There could theoretically be some prurient appeal in watching between your fingers as the guy undoubtedly gets his heart stomped all over by 25 women whose entire goal is to get him to dump them so they can be the next Bachelorette, which could one day lead to Dancing With The Stars or something. But my guess is that mostly, this is just going to be Jake being happier than the situation merits, followed by Jake being unhappier than the situation merits, because Jake has drunk deep from the cup of I'm 31 And I Look Like This, So If I Don't Get Married Soon, People Will Assume Something Is Wrong With Me, which has introduced an unfortunate sense of urgency.
I have seen the first part of tonight's premiere; I couldn't make it through the entire thing, partly because far too many of the women feel obligated to make terrible airplane-related puns as their opening lines when they meet him. One of them uses terrible airplane-related pantomime. Another hands him a pair of aviator glasses, saying, "I'm giving you this pair of aviators, because we are a pair of aviators." She seems to be implying that she also knows something about flying, but Jake doesn't notice, because the glasses are shiny and he is distracted by thinking about whether, based on the ten seconds that have passed so far, they should get married.
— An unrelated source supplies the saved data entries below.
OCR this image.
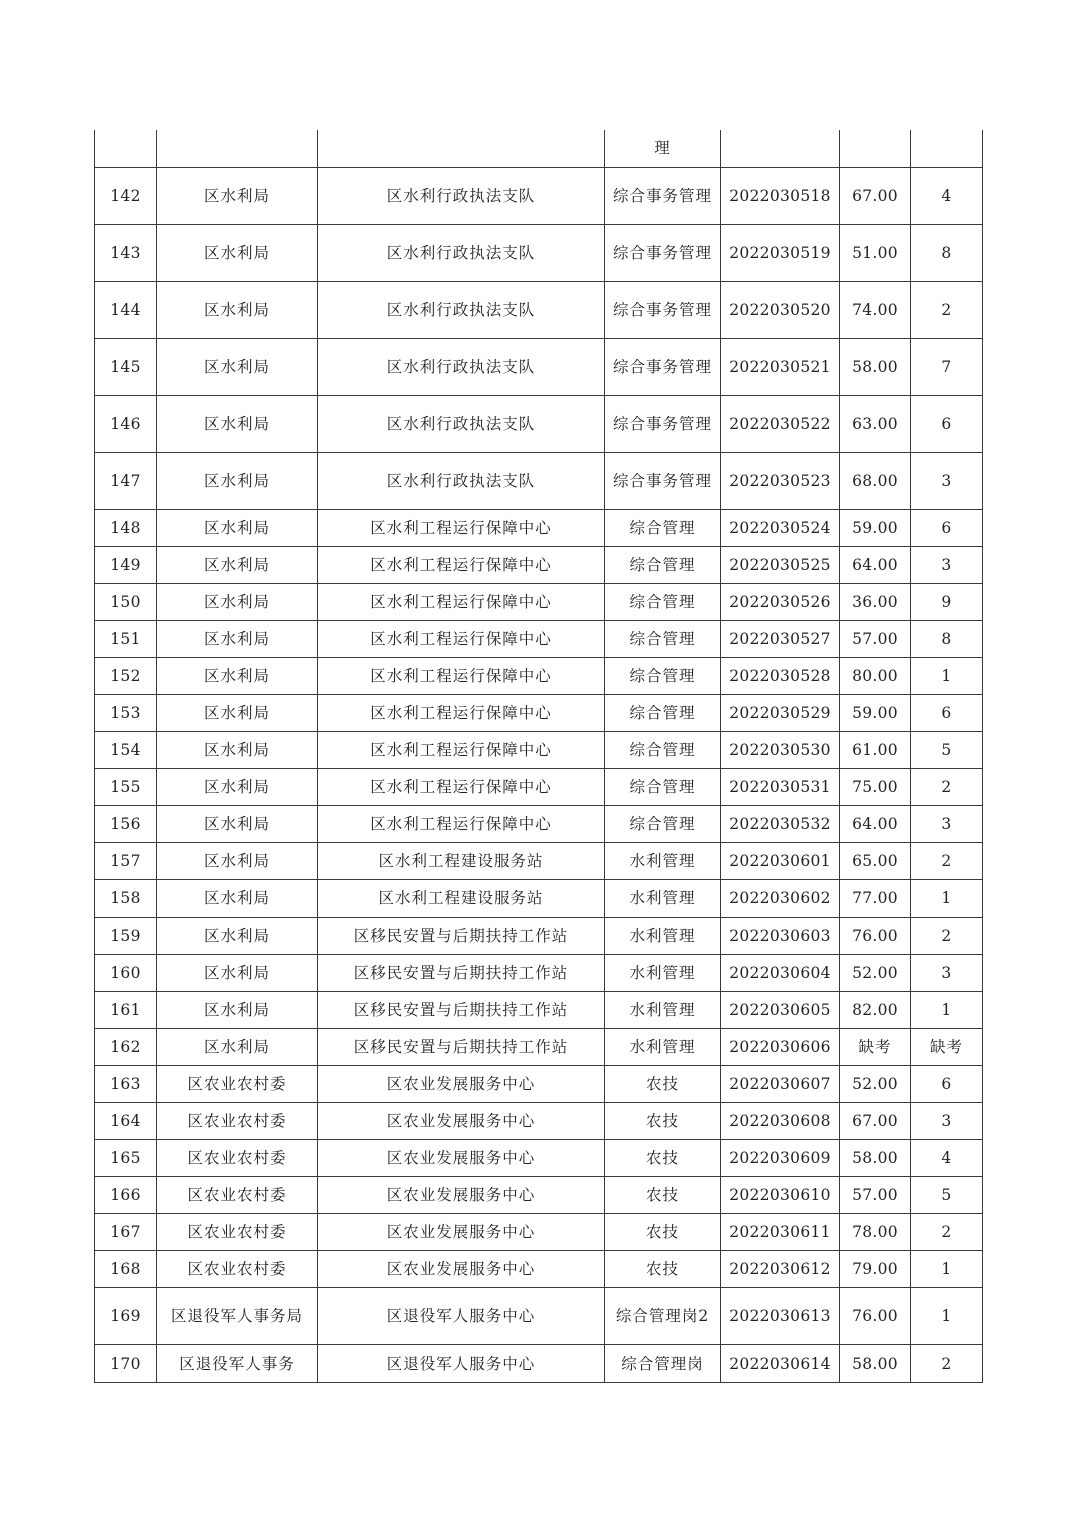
			理			
142	区水利局	区水利行政执法支队	综合事务管理	2022030518	67.00	4
143	区水利局	区水利行政执法支队	综合事务管理	2022030519	51.00	8
144	区水利局	区水利行政执法支队	综合事务管理	2022030520	74.00	2
145	区水利局	区水利行政执法支队	综合事务管理	2022030521	58.00	7
146	区水利局	区水利行政执法支队	综合事务管理	2022030522	63.00	6
147	区水利局	区水利行政执法支队	综合事务管理	2022030523	68.00	3
148	区水利局	区水利工程运行保障中心	综合管理	2022030524	59.00	6
149	区水利局	区水利工程运行保障中心	综合管理	2022030525	64.00	3
150	区水利局	区水利工程运行保障中心	综合管理	2022030526	36.00	9
151	区水利局	区水利工程运行保障中心	综合管理	2022030527	57.00	8
152	区水利局	区水利工程运行保障中心	综合管理	2022030528	80.00	1
153	区水利局	区水利工程运行保障中心	综合管理	2022030529	59.00	6
154	区水利局	区水利工程运行保障中心	综合管理	2022030530	61.00	5
155	区水利局	区水利工程运行保障中心	综合管理	2022030531	75.00	2
156	区水利局	区水利工程运行保障中心	综合管理	2022030532	64.00	3
157	区水利局	区水利工程建设服务站	水利管理	2022030601	65.00	2
158	区水利局	区水利工程建设服务站	水利管理	2022030602	77.00	1
159	区水利局	区移民安置与后期扶持工作站	水利管理	2022030603	76.00	2
160	区水利局	区移民安置与后期扶持工作站	水利管理	2022030604	52.00	3
161	区水利局	区移民安置与后期扶持工作站	水利管理	2022030605	82.00	1
162	区水利局	区移民安置与后期扶持工作站	水利管理	2022030606	缺考	缺考
163	区农业农村委	区农业发展服务中心	农技	2022030607	52.00	6
164	区农业农村委	区农业发展服务中心	农技	2022030608	67.00	3
165	区农业农村委	区农业发展服务中心	农技	2022030609	58.00	4
166	区农业农村委	区农业发展服务中心	农技	2022030610	57.00	5
167	区农业农村委	区农业发展服务中心	农技	2022030611	78.00	2
168	区农业农村委	区农业发展服务中心	农技	2022030612	79.00	1
169	区退役军人事务局	区退役军人服务中心	综合管理岗2	2022030613	76.00	1
170	区退役军人事务	区退役军人服务中心	综合管理岗	2022030614	58.00	2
But based on what I saw, Jake remains the well-intentioned goober he was when, after Jillian dumped him, he famously returned to tell her that one of the other guys still on the show was a jerk who had a girlfriend back at home and was only on the show to promote his band. She didn't really care. Later, Jake cried.
Clearly, Jake is way too fragile for this. Jake is 35 percent Care Bear. He has a heart made of soft cream cheese. Every time he discovers one of the women is not there for the "right reasons," it is going to crush him. Jake is going to wind up proposing to one of these women, and then it's all going to go wrong, and then there will be more crying.